I applied through a recruiter. The process took 2 weeks. I interviewed at Barclays (Glasgow, Scotland) in Jun 2022
Interview
Joined a call with a "Vice president" developer. Didnt ask any personal or CV questions which i thought was strange as I was told this was the initial non technical interview. The guy interviewing me had his camera off the whole time, was a bit awkward and didnt show any great interest in me as a person. The person interviewing me kind of ambushed me by giving me a random coding problem which i wasnt told to prepare for. Moreover, they asked me to write the solution in notepad without any help from google and asked me to share my screen and keep my camera on so "I wasnt cheating". Albeit I flunked this spot test, and yeah, I had gaps in my knowledge and in hindsight, this company probably wasnt for me. But Its 2022/23, are we really expecting every developer to know every single javascript method from scratch ? Are you really expecting every developer working for your company to never look up how to do certain things? Is googling a random javascript coding problem 5 min before an interview, epecting the interviewee to do it in 10 min, giving 1 sentence answers to my questions, asking no questions about my CV and not even having the respect to show your face on camera when I have taken time out of my day to attend this interview a good way to screen candidates? Really felt like a "gotcha" interview and that i was there to stroke the interviewers ego more than anything.

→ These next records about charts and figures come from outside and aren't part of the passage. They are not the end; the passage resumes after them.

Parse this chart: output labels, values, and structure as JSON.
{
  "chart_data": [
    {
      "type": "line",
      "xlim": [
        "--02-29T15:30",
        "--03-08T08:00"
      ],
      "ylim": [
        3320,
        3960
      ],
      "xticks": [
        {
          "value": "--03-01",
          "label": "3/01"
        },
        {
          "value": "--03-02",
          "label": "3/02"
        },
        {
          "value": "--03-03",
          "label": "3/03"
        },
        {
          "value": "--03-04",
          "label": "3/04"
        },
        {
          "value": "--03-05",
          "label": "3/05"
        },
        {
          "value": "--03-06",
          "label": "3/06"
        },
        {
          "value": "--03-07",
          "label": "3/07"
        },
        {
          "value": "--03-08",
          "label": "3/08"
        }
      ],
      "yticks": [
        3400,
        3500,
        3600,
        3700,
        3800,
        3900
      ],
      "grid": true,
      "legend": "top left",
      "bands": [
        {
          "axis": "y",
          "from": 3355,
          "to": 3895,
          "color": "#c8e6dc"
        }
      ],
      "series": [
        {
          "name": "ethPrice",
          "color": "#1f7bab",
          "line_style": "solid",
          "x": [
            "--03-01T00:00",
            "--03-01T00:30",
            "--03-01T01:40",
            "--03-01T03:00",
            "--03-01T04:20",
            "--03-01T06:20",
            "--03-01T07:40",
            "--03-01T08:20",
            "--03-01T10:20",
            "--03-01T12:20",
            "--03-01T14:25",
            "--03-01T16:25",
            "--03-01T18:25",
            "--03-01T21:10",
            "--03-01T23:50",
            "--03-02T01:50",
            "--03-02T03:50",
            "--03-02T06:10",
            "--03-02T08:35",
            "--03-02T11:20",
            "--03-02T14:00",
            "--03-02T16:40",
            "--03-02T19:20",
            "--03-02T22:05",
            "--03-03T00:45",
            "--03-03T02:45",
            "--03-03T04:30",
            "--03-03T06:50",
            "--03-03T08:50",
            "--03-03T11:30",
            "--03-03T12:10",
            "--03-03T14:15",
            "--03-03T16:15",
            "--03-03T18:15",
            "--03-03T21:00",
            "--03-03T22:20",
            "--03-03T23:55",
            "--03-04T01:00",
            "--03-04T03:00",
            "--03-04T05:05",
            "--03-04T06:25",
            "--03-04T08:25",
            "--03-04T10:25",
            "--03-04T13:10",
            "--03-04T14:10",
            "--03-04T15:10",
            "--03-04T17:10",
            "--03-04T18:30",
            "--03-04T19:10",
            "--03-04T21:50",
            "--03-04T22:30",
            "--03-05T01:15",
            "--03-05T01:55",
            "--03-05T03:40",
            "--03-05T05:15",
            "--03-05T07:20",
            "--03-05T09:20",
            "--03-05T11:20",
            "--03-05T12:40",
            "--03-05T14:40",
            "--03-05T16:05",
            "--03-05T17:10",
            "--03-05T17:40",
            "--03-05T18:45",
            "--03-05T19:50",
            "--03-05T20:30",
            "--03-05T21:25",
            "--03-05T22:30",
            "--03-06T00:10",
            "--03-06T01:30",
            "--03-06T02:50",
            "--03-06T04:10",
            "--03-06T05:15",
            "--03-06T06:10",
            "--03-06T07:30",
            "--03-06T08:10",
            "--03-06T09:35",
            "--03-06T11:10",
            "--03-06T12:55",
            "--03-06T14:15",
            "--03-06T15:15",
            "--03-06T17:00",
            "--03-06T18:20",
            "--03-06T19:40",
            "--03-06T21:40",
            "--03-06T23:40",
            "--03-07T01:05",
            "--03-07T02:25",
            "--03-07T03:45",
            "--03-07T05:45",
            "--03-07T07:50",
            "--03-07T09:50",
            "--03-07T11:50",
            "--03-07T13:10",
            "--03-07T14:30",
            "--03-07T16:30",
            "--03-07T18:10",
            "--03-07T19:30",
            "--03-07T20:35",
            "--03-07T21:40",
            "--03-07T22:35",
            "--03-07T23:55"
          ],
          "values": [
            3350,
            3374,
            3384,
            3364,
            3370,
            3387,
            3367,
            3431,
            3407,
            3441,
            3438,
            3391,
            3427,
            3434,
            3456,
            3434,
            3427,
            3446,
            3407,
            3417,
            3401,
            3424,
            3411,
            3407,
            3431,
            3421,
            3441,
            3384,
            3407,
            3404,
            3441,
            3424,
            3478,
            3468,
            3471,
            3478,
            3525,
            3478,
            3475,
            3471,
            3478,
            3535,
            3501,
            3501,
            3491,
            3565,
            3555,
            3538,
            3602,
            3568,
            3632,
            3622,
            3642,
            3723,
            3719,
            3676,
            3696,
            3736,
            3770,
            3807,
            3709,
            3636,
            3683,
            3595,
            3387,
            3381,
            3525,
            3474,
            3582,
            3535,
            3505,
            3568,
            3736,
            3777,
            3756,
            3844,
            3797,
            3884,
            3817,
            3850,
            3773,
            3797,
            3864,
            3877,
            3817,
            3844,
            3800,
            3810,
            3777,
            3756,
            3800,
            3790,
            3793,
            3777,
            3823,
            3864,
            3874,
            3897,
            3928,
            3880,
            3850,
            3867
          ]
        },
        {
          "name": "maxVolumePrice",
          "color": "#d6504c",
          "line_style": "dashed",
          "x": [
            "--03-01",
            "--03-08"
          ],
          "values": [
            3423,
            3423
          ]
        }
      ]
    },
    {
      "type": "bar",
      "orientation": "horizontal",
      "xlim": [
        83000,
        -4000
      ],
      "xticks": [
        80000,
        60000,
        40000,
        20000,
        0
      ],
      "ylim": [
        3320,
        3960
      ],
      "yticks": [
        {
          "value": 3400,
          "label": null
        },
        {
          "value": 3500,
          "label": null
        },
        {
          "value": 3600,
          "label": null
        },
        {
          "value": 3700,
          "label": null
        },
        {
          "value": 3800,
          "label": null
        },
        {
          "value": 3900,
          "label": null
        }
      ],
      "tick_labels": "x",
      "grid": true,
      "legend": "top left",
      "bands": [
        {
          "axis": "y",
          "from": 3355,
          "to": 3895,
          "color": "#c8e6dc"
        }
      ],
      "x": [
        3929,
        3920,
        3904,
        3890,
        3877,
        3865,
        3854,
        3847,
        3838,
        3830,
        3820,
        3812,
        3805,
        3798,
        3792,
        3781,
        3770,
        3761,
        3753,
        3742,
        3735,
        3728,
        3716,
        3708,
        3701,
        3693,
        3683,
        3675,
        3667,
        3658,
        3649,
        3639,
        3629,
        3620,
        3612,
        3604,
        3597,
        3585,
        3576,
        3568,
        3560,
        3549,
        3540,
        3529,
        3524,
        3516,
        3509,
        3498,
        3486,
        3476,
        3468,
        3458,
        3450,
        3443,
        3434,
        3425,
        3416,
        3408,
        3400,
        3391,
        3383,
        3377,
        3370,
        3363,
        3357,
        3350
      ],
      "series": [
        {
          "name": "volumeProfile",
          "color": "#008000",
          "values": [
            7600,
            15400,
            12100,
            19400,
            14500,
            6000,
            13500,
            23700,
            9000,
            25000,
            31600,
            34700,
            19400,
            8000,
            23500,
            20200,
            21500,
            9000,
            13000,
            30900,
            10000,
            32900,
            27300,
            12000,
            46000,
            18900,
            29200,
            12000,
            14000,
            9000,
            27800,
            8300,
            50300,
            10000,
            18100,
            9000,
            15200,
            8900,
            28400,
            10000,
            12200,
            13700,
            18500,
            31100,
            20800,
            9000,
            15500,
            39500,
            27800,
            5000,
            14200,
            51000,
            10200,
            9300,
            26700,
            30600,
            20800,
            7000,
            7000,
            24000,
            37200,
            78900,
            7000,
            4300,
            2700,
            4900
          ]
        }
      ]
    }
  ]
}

I applied online. I interviewed at Barclays (London, England) in Nov 2025
Interview
My second-stage interview for a UI Developer (JavaScript/React) role was quite different from what I expected. The session focused almost entirely on CSS, with questions that were extremely detailed. Some of the terms were things I heard for the first time, and I’m honestly not sure how reasonable it is to expect candidates to recall such terminology on the spot.

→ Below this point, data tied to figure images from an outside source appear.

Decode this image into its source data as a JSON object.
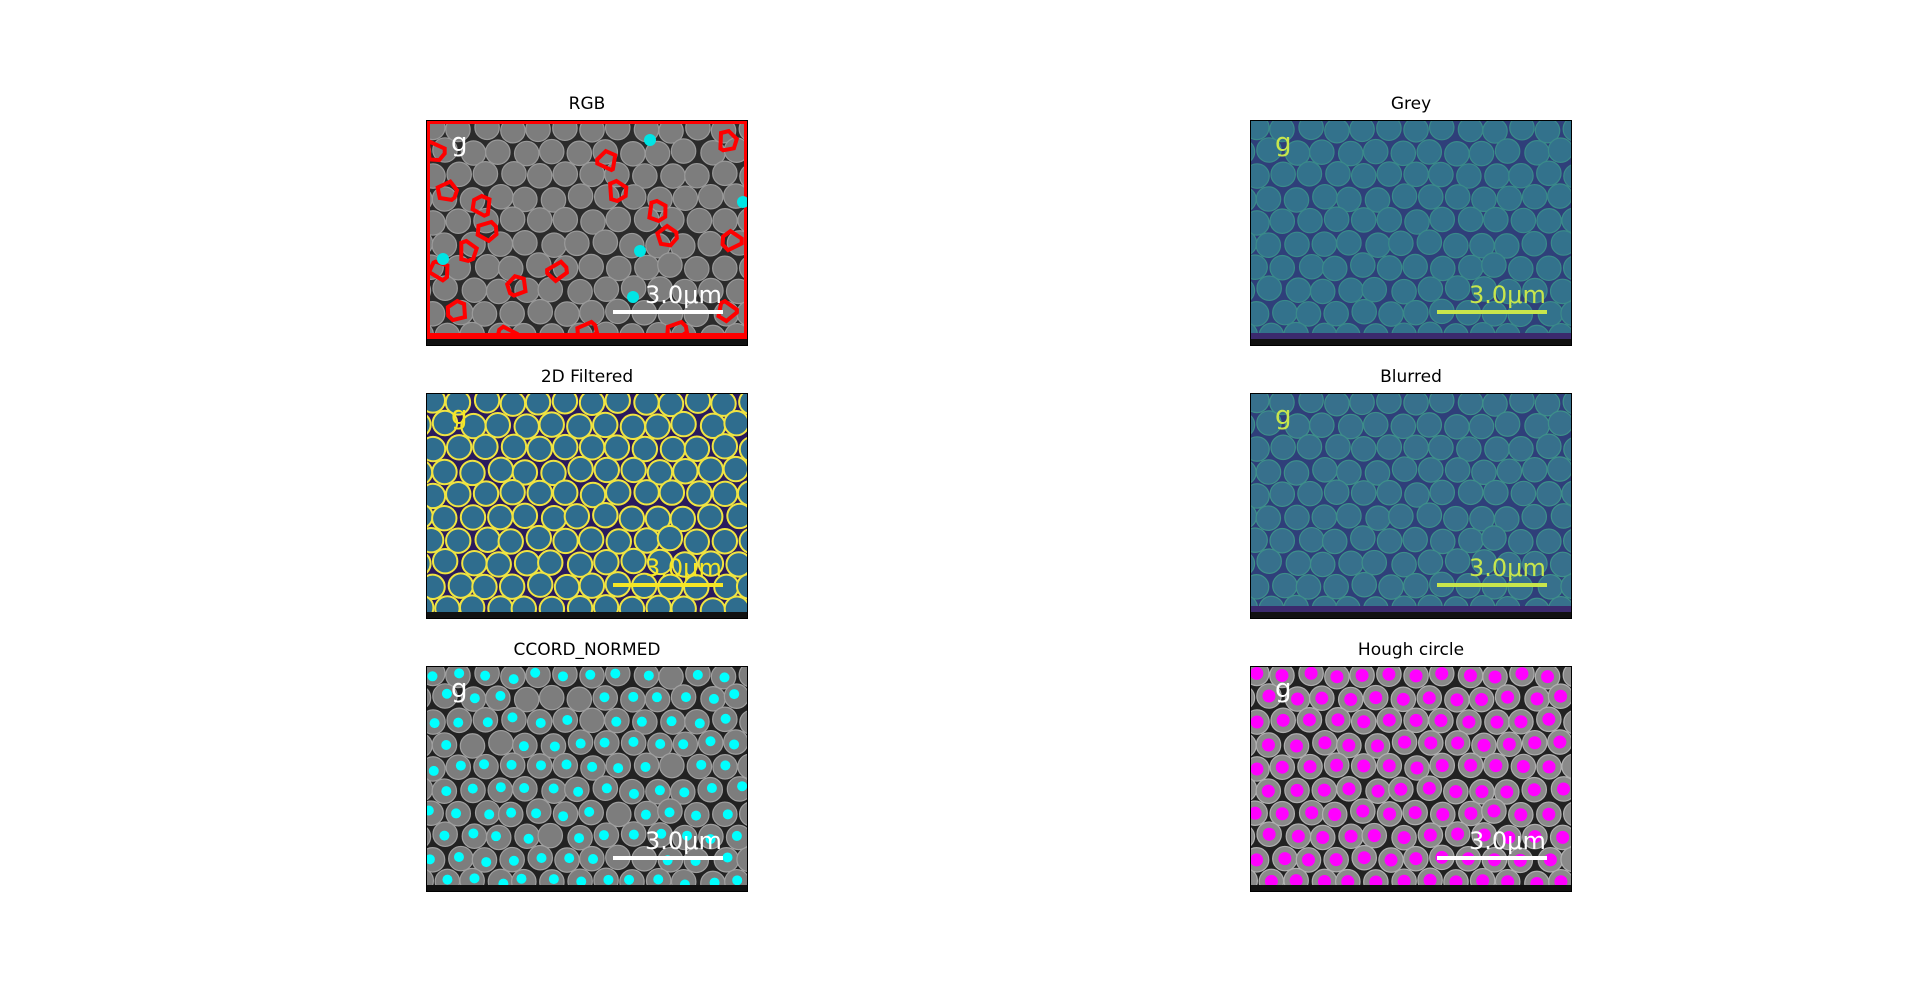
{
  "figure": {
    "panels": [
      {
        "id": "rgb",
        "title": "RGB",
        "style": "rgb"
      },
      {
        "id": "grey",
        "title": "Grey",
        "style": "viridis"
      },
      {
        "id": "filtered",
        "title": "2D Filtered",
        "style": "filtered"
      },
      {
        "id": "blurred",
        "title": "Blurred",
        "style": "blurred"
      },
      {
        "id": "ccord",
        "title": "CCORD_NORMED",
        "style": "ccord"
      },
      {
        "id": "hough",
        "title": "Hough circle",
        "style": "hough"
      }
    ],
    "image_text": {
      "corner_letter": "g",
      "scale_label": "3.0μm"
    },
    "colors": {
      "rgb_background": "#2b2b2b",
      "rgb_particle": "#7d7d7d",
      "rgb_gap_fill": "#ff0000",
      "rgb_markers": "#00e5e5",
      "viridis_background": "#3b4d8a",
      "viridis_particle": "#33728c",
      "viridis_edge": "#2aa88c",
      "viridis_text": "#c8e64c",
      "filtered_background": "#2a1a5e",
      "filtered_particle": "#2f6d8e",
      "filtered_edge": "#f0e442",
      "ccord_markers": "#00ffff",
      "hough_markers": "#ff00ff",
      "scale_bar_white": "#ffffff",
      "scale_bar_yellow": "#f5e626"
    }
  }
}
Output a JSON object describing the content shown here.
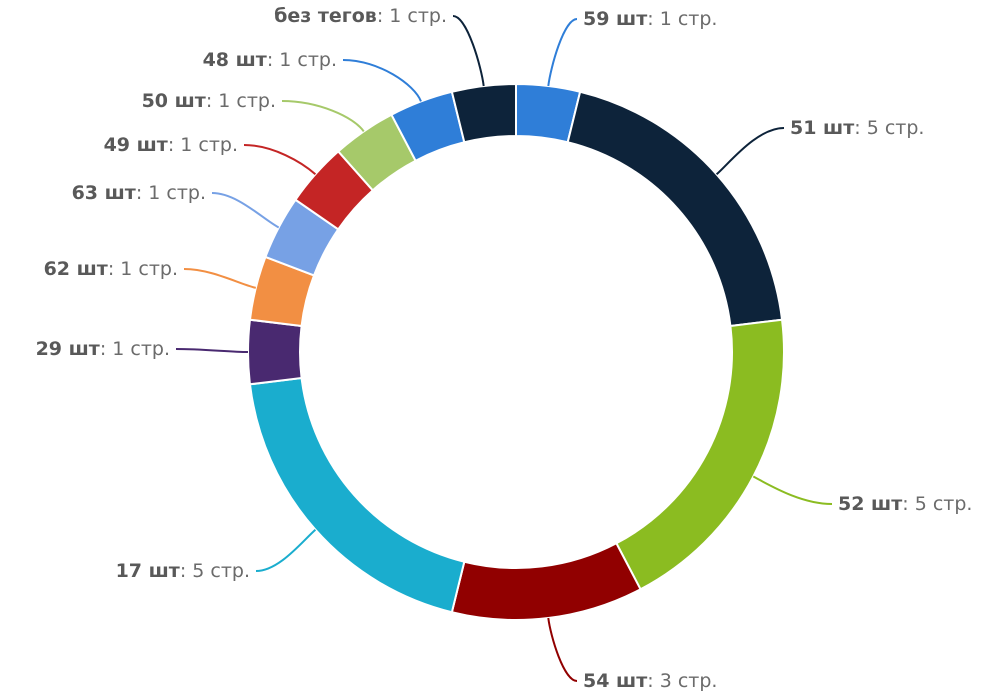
{
  "chart_data": {
    "type": "donut",
    "title": "",
    "value_suffix": " стр.",
    "slices": [
      {
        "name": "59 шт",
        "value": 1,
        "color": "#2f7ed8"
      },
      {
        "name": "51 шт",
        "value": 5,
        "color": "#0d233a"
      },
      {
        "name": "52 шт",
        "value": 5,
        "color": "#8bbc21"
      },
      {
        "name": "54 шт",
        "value": 3,
        "color": "#910000"
      },
      {
        "name": "17 шт",
        "value": 5,
        "color": "#1aadce"
      },
      {
        "name": "29 шт",
        "value": 1,
        "color": "#492970"
      },
      {
        "name": "62 шт",
        "value": 1,
        "color": "#f28f43"
      },
      {
        "name": "63 шт",
        "value": 1,
        "color": "#77a1e5"
      },
      {
        "name": "49 шт",
        "value": 1,
        "color": "#c42525"
      },
      {
        "name": "50 шт",
        "value": 1,
        "color": "#a6c96a"
      },
      {
        "name": "48 шт",
        "value": 1,
        "color": "#2f7ed8"
      },
      {
        "name": "без тегов",
        "value": 1,
        "color": "#0d233a"
      }
    ]
  }
}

CSS is of course important in frontend development, but the level of detail in the questions felt excessive for an interview. I’m not sure how well this kind of deep theoretical questioning reflects the practical requirements of the actual role.

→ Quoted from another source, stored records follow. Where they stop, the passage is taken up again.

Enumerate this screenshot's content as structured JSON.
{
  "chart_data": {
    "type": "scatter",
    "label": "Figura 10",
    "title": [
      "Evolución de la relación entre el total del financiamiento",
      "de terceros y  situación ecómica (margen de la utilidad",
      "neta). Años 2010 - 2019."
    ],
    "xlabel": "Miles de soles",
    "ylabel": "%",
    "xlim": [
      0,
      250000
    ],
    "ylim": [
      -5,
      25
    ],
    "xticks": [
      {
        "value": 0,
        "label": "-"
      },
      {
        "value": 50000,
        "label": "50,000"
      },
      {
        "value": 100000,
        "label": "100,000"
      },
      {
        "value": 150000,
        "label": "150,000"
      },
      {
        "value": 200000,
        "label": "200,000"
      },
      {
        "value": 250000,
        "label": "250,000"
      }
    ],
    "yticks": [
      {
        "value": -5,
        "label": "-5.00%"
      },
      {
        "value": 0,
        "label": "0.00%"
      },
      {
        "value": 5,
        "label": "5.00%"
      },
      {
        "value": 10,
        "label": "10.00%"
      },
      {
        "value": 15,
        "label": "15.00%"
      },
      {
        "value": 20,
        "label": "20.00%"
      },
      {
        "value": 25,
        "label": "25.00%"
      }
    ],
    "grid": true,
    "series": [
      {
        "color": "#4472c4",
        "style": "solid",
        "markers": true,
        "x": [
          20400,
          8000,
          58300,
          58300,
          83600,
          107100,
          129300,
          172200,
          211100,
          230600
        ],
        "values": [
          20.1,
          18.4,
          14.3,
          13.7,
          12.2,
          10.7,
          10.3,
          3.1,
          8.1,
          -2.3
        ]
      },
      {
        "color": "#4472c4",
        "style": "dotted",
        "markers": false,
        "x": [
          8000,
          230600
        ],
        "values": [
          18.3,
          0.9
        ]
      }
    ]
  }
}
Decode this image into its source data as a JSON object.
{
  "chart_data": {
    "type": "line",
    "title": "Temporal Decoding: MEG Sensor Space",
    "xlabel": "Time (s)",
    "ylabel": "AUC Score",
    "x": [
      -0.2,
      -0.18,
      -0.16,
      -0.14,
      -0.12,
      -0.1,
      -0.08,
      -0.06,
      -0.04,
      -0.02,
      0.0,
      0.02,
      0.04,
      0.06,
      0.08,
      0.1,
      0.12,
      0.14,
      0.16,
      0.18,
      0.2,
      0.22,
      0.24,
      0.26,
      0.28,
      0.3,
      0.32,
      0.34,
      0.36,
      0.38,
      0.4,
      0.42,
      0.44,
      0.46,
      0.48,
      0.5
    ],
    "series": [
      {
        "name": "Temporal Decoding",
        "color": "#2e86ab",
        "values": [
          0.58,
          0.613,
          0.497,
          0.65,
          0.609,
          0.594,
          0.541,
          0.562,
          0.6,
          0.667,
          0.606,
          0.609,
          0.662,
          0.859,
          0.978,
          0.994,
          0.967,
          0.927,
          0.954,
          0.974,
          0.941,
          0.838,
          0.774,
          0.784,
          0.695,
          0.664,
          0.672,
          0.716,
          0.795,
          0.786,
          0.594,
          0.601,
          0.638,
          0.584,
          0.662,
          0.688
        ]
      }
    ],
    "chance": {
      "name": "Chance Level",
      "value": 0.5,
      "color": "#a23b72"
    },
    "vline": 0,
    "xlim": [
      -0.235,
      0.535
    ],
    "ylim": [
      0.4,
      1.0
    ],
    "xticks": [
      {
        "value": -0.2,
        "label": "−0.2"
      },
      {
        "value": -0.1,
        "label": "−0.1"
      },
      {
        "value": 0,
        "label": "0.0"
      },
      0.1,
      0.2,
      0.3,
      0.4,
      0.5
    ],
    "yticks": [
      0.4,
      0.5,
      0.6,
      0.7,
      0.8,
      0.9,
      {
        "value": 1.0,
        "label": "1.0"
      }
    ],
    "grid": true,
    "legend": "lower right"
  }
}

Additionally, I remember the interviewer mentioning that their background was in a different area; at that moment, due to the stress, I couldn’t hear clearly and felt somewhat disconnected. I’m not sure whether this may have influenced the level or direction of the questions. Overall, the experience was disappointing for me.
I haven’t received any feedback yet, so I’m not sure if I should even be writing this now, but honestly I’m feeling pretty down at the moment. 😟
Let’s say you have a React component that you are currently using in one application. You now want to reuse the same component in another application. How would you structure this so that the component can be shared and used across multiple apps?
This is another interview question that was clearly very clear in the interviewer’s mind, but came out quite vague verbally. However, it’s possible to guess what they were trying to ask.”
Suppose you have a page in React where you render a list of cards. The data comes from an API, and each card has different content, so their heights will naturally vary. Each card is a reusable component. How would you structure this and handle the fact that each card may have a different height?
First I applied online and then profile was shortlisted after 3 months. First round was Technical round through WebEx and they have asked basic questions of Java script, CSS , and, HTML.